Plans announced yesterday (December 16) to replace the Renewables Obligation with a new system for encouraging the development of renewable energy technologies such as biomass and energy-from-waste need to be handled carefully to maintain investor certainty.

That's the message from the Renewable Energy Association (REA), which welcomed the government's proposals for electricity market reform, but warned that any uncertainty during the planned move to a system where the government signs long-term contracts to support renewables generators would be “disastrous”.

The reform plans could impact on the development of energy-from-waste facilities
The reform plans could impact on the development of energy-from-waste facilities
Under the proposals, which were announced as part of a raft of consultations published by the Department of energy and climate change and the Treasury, renewable energy generators will participate in auctions for the contracts.

The system, dubbed a ‘contract for difference' Feed In Tariff, which will involve government offering top-up payments for generators if wholesale energy payments are low.

But, it also means the government can then take money back if the prices charged for energy by the renewables generators are higher than the cost of renewable energy generation.

The reforms would replace the existing Renewable Obligation system, whereby electricity companies are required to purchase Renewables Obligation Certificates (ROCs) to show they have sourced an increasing amount of their electricity from renewable sources.

ROCs are banded to favour particular technologies, although there have been concerns raised over difficulties faced with securing accreditation for certain waste-to-energy technologies due to issues with proving the biomass content of material (see letsrecycle.com story).

REA

Commenting on the proposals, the REA's chief executive, Gaynor Hartnell, said: “Given the UK needs to achieve the fastest increase in renewable electricity deployment in Europe, any uncertainty that stalls investment would be disastrous.

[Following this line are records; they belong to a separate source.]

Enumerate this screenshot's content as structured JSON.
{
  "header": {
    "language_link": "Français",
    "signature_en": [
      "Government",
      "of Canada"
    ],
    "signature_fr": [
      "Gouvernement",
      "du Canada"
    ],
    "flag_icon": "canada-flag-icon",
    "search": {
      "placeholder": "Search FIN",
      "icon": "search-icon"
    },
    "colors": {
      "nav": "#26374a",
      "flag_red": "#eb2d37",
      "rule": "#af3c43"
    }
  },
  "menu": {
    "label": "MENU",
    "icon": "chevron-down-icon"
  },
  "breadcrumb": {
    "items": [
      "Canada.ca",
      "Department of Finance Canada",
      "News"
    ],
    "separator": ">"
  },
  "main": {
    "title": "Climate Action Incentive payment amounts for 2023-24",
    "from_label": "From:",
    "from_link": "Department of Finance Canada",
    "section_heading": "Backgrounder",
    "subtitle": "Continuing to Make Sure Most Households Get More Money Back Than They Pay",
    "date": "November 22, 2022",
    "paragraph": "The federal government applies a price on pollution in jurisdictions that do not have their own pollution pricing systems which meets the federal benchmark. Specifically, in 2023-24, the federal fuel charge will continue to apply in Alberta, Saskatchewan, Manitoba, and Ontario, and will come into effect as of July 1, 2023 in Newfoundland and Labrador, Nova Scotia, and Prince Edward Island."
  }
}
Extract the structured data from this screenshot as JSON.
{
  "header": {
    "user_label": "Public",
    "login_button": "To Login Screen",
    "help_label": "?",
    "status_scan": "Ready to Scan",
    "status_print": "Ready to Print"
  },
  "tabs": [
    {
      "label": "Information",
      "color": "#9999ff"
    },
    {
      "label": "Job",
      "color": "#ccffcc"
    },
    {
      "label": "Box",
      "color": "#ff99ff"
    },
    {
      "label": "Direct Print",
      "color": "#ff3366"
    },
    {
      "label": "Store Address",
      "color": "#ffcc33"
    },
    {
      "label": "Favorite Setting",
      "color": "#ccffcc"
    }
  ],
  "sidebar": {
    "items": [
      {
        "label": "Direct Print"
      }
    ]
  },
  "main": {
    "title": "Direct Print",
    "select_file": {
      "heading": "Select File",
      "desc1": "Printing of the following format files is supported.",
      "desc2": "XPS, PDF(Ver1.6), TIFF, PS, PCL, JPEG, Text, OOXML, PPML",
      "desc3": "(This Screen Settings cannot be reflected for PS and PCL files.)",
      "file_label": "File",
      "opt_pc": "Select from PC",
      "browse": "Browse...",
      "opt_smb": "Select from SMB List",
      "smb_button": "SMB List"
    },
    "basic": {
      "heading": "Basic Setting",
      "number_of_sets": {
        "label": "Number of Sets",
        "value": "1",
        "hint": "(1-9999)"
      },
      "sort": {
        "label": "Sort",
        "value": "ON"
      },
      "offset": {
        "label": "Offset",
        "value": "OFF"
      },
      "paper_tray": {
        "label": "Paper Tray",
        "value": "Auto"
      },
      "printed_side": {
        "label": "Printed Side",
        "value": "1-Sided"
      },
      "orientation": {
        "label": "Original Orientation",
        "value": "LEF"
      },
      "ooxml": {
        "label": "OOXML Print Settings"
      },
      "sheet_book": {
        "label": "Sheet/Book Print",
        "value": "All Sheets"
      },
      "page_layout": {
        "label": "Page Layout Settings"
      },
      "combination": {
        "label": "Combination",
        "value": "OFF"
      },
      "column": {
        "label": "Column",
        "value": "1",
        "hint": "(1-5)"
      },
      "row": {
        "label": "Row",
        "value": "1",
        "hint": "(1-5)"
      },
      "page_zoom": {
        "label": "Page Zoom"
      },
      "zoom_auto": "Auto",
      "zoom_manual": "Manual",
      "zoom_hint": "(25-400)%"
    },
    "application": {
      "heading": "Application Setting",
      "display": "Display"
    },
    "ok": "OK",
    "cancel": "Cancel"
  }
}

“The support mechanism has been in almost perpetual change since 2002, and so transition arrangements must be handled with great care. Government tells us it is keenly aware of this, as well it might be given the large sums of private capital which it wants to attract.”

Ms Hartnell added that the phasing out of the RO could require a system giving renewables “priority access” to the grid to ensure the sector continued to have a guaranteed market.

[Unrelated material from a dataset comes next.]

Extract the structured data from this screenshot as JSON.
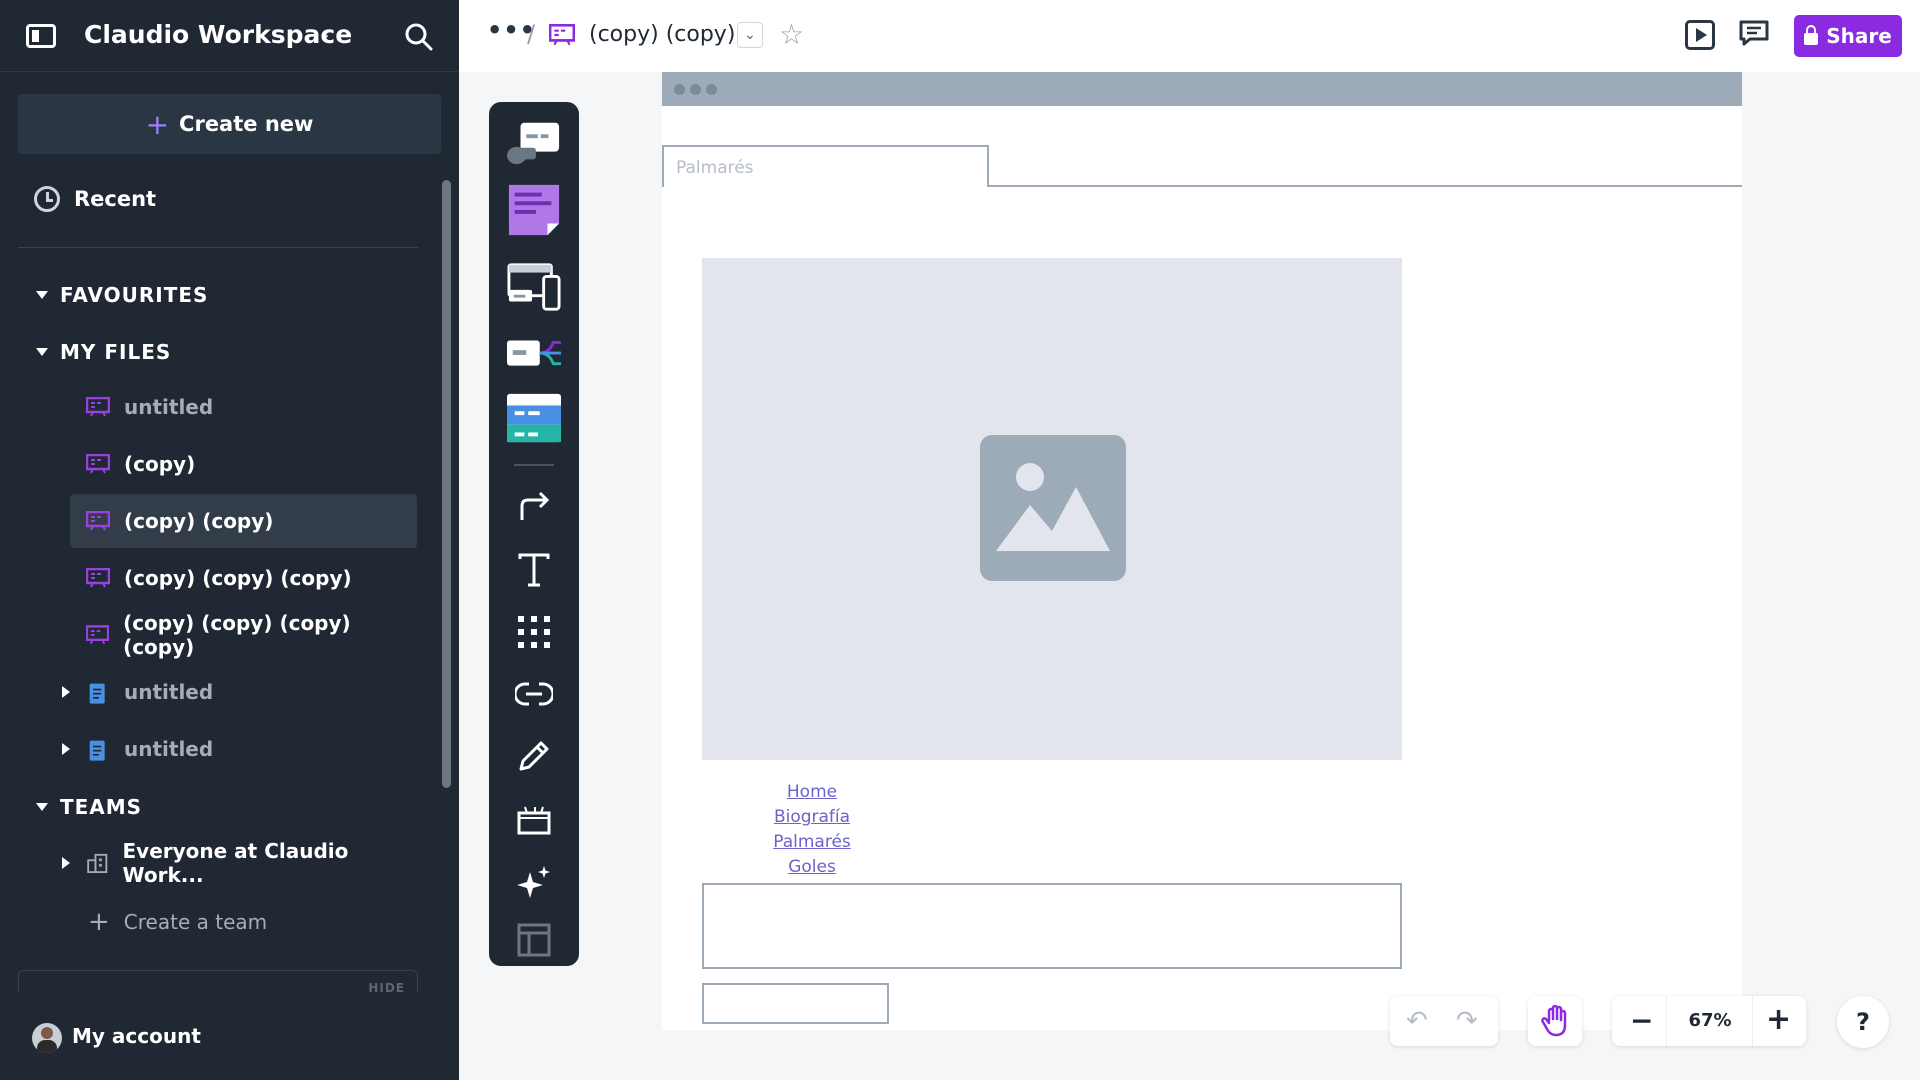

Highlighting the benefits of fully moving away from the RO, she said: “The advantage of having all generation covered by one policy, both administratively and legislatively, should encourage government to make the transition rather than keep the RO going to merely provide some semblance of continuity.”

Reforms

The proposals to move away from the RO are accompanied by other major proposals for electrical market reform, which include:

  • Creating a carbon price floor to give a clear long term price for carbon in the energy sector, therefore increasing investment in low carbon energy technologies;
  • Providing additional payments to encourage the construction of reserve plants or demand to reduction measures to create a “safety cushion” as the amount of intermittent and inflexible low carbon generation increases;
  • Introducing an Emissions Performance Standard to limit how much carbon coal-fired power stations can emit.

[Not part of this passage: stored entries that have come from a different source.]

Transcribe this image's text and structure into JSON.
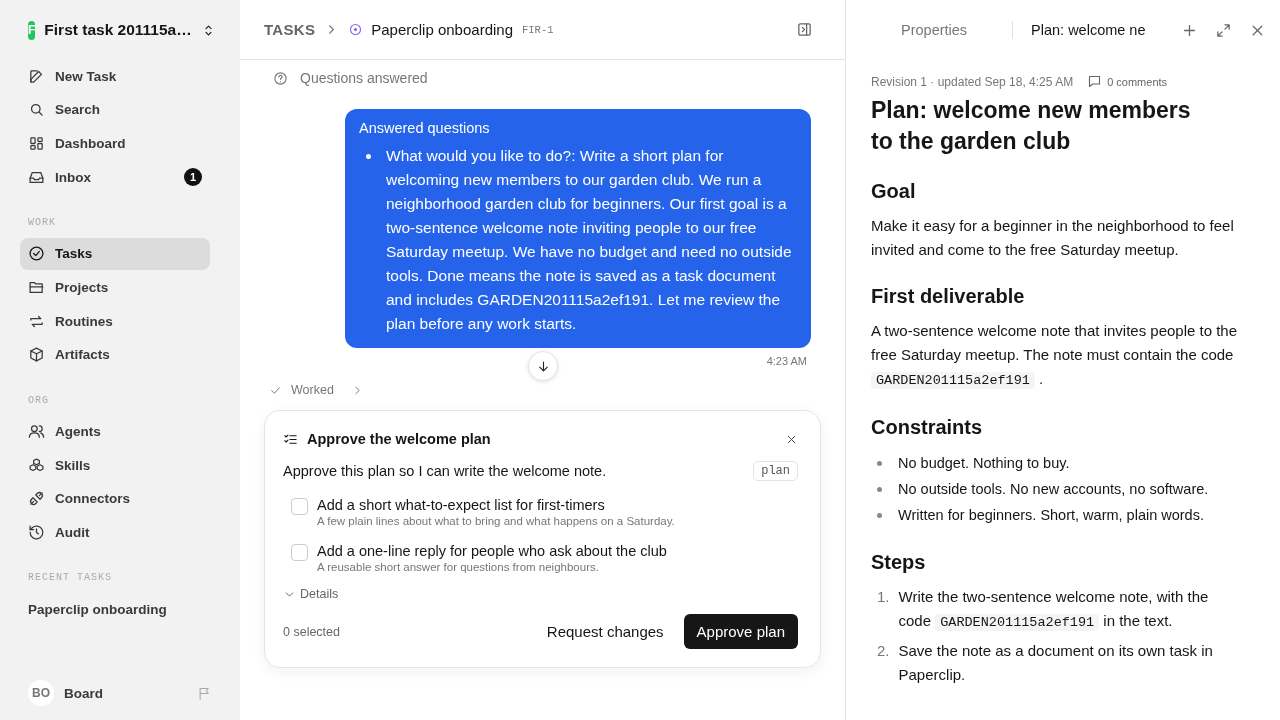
{
  "workspace": {
    "initial": "F",
    "name": "First task 201115a…"
  },
  "sidebar": [
    {
      "items": [
        {
          "label": "New Task",
          "selected": false
        },
        {
          "label": "Search",
          "selected": false
        },
        {
          "label": "Dashboard",
          "selected": false
        },
        {
          "label": "Inbox",
          "selected": false,
          "badge": "1"
        }
      ]
    },
    {
      "heading": "WORK",
      "items": [
        {
          "label": "Tasks",
          "selected": true
        },
        {
          "label": "Projects",
          "selected": false
        },
        {
          "label": "Routines",
          "selected": false
        },
        {
          "label": "Artifacts",
          "selected": false
        }
      ]
    },
    {
      "heading": "ORG",
      "items": [
        {
          "label": "Agents",
          "selected": false
        },
        {
          "label": "Skills",
          "selected": false
        },
        {
          "label": "Connectors",
          "selected": false
        },
        {
          "label": "Audit",
          "selected": false
        }
      ]
    },
    {
      "heading": "RECENT TASKS",
      "items": [
        {
          "label": "Paperclip onboarding",
          "selected": false
        }
      ]
    }
  ],
  "user": {
    "initials": "BO",
    "name": "Board"
  },
  "breadcrumb": {
    "root": "TASKS",
    "title": "Paperclip onboarding",
    "id": "FIR-1"
  },
  "event": "Questions answered",
  "message": {
    "title": "Answered questions",
    "items": [
      "What would you like to do?: Write a short plan for welcoming new members to our garden club. We run a neighborhood garden club for beginners. Our first goal is a two-sentence welcome note inviting people to our free Saturday meetup. We have no budget and need no outside tools. Done means the note is saved as a task document and includes GARDEN201115a2ef191. Let me review the plan before any work starts."
    ],
    "time": "4:23 AM"
  },
  "worked": "Worked",
  "approval": {
    "title": "Approve the welcome plan",
    "prompt": "Approve this plan so I can write the welcome note.",
    "tag": "plan",
    "options": [
      {
        "label": "Add a short what-to-expect list for first-timers",
        "hint": "A few plain lines about what to bring and what happens on a Saturday.",
        "checked": false
      },
      {
        "label": "Add a one-line reply for people who ask about the club",
        "hint": "A reusable short answer for questions from neighbours.",
        "checked": false
      }
    ],
    "details": "Details",
    "count": "0 selected",
    "secondary": "Request changes",
    "primary": "Approve plan"
  },
  "panel": {
    "tabs": [
      {
        "label": "Properties",
        "selected": false
      },
      {
        "label": "Plan: welcome ne",
        "selected": true
      }
    ],
    "meta": "Revision 1 · updated Sep 18, 4:25 AM",
    "comments": "0 comments",
    "title": "Plan: welcome new members to the garden club",
    "blocks": [
      {
        "kind": "heading",
        "text": "Goal"
      },
      {
        "kind": "paragraph",
        "parts": [
          {
            "kind": "text",
            "text": "Make it easy for a beginner in the neighborhood to feel invited and come to the free Saturday meetup."
          }
        ]
      },
      {
        "kind": "heading",
        "text": "First deliverable"
      },
      {
        "kind": "paragraph",
        "parts": [
          {
            "kind": "text",
            "text": "A two-sentence welcome note that invites people to the free Saturday meetup. The note must contain the code "
          },
          {
            "kind": "code",
            "text": "GARDEN201115a2ef191"
          },
          {
            "kind": "text",
            "text": " ."
          }
        ]
      },
      {
        "kind": "heading",
        "text": "Constraints"
      },
      {
        "kind": "bullets",
        "items": [
          [
            {
              "kind": "text",
              "text": "No budget. Nothing to buy."
            }
          ],
          [
            {
              "kind": "text",
              "text": "No outside tools. No new accounts, no software."
            }
          ],
          [
            {
              "kind": "text",
              "text": "Written for beginners. Short, warm, plain words."
            }
          ]
        ]
      },
      {
        "kind": "heading",
        "text": "Steps"
      },
      {
        "kind": "steps",
        "items": [
          {
            "number": "1.",
            "parts": [
              {
                "kind": "text",
                "text": "Write the two-sentence welcome note, with the code "
              },
              {
                "kind": "code",
                "text": "GARDEN201115a2ef191"
              },
              {
                "kind": "text",
                "text": " in the text."
              }
            ]
          },
          {
            "number": "2.",
            "parts": [
              {
                "kind": "text",
                "text": "Save the note as a document on its own task in Paperclip."
              }
            ]
          }
        ]
      }
    ]
  }
}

Energy secretary Chris Huhne said: “These reforms lay the foundations for a sustainable economy, bringing billions in investment in the UK through greater certainty, safeguarding jobs up and down the supply chain, and giving the UK real competitive advantage in advanced energy technologies.

“More than £110 billion of investment is needed in new power stations and grid upgrades over the next decade, that's double the rate of the last ten years. Put simply, the current market is not fit to deliver this.”

He added: “”In the new, reformed UK electricity market, the economics of low carbon will stack up like nowhere else in the world. By 2030, three quarters of our electricity could be low carbon.

DECC's electricity market reform consultation runs until March 10 2011 and the Treasury's carbon price support process runs until February 11 2011. The new system is set to be introduced from 2013, although the government plans to allow facilities to be built under the RO until 2017.